Bernoulli’s Principle

Bernoulli’s principle was originally stated to explain the action of a liquid flowing through the varying cross-sectional areas of tubes. In Figure 3-46 a tube is shown in which the cross-sectional area gradually decreases to a minimum diameter in its center section. A tube constructed in this manner is called a “venturi," or “venturi tube." Where the cross-sectional area is decreasing, the passageway is referred to as a converging duct. As the passageway starts to spread out, it is referred to as a diverging duct.

As a liquid (fluid) flows through the venturi tube, the gauges at points “A," “B," and “C" are positioned to register the velocity and the static pressure of the liquid. The venturi in Figure 3-46 can be used to illustrate Bernoulli’s principle, which states that: The static pressure of a fluid (liquid or gas) decreases at points where the velocity of the fluid increases, provided no energy is added to nor taken away from the fluid. The velocity of the air is kinetic energy and the static pressure of the air is potential energy.

In the wide section of the venturi (points A and C of Figure 3-46), the liquid moves at low velocity, producing a high static pressure, as indicated by the pressure gauge. As the tube narrows in the center, it must contain the same volume of fluid as the two end areas. In this narrow section, the liquid moves at a higher velocity, producing a lower pressure than that at points A and C, as indicated by the velocity gauge reading high and the pressure gauge reading low. A good application for the use of the venturi principle is in a float-type carburetor. As the air flows through the carburetor on its way to the engine, it goes through a venturi, where the static pressure is reduced. The fuel in the carburetor, which is under a higher pressure, flows into the lower pressure venturi area and mixes with the air.

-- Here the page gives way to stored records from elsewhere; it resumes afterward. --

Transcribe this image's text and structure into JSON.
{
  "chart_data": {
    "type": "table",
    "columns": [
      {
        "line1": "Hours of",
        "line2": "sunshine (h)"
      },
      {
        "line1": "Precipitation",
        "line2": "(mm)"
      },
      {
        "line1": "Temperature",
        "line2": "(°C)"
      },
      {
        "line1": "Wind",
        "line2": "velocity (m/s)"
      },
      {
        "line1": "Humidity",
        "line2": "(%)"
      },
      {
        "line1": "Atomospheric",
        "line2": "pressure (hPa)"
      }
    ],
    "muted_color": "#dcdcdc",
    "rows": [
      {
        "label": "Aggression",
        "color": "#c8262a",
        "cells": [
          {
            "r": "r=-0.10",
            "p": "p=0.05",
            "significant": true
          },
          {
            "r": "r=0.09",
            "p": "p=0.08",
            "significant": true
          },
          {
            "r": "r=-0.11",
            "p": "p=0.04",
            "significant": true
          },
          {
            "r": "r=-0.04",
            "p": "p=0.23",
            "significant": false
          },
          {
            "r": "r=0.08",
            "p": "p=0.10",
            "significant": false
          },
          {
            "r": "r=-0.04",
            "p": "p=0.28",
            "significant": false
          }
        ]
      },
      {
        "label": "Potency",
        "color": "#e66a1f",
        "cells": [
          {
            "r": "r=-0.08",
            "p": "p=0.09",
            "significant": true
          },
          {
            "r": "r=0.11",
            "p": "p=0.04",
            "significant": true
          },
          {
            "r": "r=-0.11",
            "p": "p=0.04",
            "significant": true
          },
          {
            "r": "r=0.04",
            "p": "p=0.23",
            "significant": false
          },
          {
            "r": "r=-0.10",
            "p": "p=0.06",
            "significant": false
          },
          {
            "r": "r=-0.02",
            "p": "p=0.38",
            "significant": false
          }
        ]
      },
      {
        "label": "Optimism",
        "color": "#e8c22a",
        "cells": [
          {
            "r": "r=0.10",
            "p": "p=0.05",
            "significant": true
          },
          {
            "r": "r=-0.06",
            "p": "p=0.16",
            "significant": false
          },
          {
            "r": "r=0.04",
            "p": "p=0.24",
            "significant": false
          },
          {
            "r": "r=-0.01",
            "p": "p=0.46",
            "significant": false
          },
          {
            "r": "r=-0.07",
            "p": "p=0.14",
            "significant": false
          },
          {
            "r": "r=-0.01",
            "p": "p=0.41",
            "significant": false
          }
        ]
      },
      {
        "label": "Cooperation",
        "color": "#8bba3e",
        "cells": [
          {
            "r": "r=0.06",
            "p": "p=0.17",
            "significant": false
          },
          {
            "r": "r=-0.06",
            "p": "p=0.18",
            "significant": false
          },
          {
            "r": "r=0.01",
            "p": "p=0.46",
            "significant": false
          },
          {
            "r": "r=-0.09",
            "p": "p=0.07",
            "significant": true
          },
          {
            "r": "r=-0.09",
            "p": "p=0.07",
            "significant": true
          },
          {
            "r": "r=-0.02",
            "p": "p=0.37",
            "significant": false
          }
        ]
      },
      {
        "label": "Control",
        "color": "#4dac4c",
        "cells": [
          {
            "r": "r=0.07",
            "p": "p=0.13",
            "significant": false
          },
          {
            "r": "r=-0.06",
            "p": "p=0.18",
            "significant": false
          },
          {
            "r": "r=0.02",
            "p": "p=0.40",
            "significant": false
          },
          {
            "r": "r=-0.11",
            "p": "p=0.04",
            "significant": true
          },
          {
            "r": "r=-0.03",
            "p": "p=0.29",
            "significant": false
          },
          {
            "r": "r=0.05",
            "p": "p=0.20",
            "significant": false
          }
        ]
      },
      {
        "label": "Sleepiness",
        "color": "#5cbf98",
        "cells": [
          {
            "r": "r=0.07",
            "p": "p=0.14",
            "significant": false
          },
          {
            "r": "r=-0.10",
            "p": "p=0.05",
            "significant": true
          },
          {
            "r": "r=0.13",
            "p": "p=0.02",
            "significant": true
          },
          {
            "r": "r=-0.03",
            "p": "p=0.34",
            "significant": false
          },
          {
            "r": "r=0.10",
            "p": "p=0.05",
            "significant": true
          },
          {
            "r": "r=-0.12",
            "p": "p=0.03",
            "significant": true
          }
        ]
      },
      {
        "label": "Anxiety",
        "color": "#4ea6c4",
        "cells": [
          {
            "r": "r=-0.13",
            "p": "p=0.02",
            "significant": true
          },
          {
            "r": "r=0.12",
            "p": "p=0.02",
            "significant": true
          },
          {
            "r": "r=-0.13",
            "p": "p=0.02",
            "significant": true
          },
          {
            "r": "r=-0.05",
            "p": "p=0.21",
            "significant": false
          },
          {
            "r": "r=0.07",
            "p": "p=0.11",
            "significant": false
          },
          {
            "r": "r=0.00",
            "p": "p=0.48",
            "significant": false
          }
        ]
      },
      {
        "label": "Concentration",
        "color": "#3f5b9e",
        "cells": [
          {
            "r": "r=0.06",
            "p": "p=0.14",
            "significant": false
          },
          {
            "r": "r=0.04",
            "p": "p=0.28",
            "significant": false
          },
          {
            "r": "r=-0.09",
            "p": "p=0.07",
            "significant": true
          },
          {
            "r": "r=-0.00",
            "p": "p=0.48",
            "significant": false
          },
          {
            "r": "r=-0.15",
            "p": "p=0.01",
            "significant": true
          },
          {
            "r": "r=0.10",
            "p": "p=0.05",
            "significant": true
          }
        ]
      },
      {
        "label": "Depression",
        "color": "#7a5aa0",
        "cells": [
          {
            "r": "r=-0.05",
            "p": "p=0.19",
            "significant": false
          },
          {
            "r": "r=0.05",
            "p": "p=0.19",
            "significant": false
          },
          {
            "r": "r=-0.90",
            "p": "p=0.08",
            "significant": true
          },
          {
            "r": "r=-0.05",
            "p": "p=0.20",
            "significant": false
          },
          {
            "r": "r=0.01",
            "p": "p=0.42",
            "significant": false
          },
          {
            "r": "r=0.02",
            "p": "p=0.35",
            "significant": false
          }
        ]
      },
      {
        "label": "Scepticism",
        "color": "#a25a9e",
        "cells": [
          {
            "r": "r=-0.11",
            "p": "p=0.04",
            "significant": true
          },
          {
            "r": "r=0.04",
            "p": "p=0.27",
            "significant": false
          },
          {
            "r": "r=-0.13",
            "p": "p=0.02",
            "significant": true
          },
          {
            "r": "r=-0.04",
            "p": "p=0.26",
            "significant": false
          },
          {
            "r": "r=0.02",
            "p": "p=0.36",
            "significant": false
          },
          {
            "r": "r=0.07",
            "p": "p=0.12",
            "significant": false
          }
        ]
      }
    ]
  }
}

Bernoulli’s principle is extremely important in understanding how some of the systems used in aviation work, including how the wing of an airplane generates lift or why the inlet duct of a turbine engine on a subsonic airplane is diverging in shape. The wing on a slow moving airplane has a curved top surface and a relatively flat bottom surface. The curved top surface acts like half of the converging shaped middle of a venturi. As the air flows over the top of the wing, the air speeds up, and its static pressure decreases. The static pressure on the bottom of the wing is now greater than the pressure on the top, and this pressure difference creates the lift on the wing. Bernoulli’s principle and the concept of lift on a wing is covered in greater depth in “Aircraft Theory of Flight" located in this chapter.


Sound has been defined as a series of disturbances in matter that the human ear can detect. This definition can also be applied to disturbances which are beyond the range of human hearing. There are three elements which are necessary for the transmission and reception of sound. These are the source, a medium for carrying the sound, and the detector. Anything which moves back and forth (vibrates) and disturbs the medium around it may be considered a sound source.

An example of the production and transmission of sound is the ring of a bell. When the bell is struck and begins to vibrate, the particles of the medium (the surrounding air) in contact with the bell also vibrate. The vibrational disturbance is transmitted from one particle of the medium to the next, and the vibrations travel in a “wave" through the medium until they reach the ear. The eardrum, acting as detector, is set in motion by the vibrating particles of air, and the brain interprets the eardrum’s vibrations as the characteristic sound associated with a bell.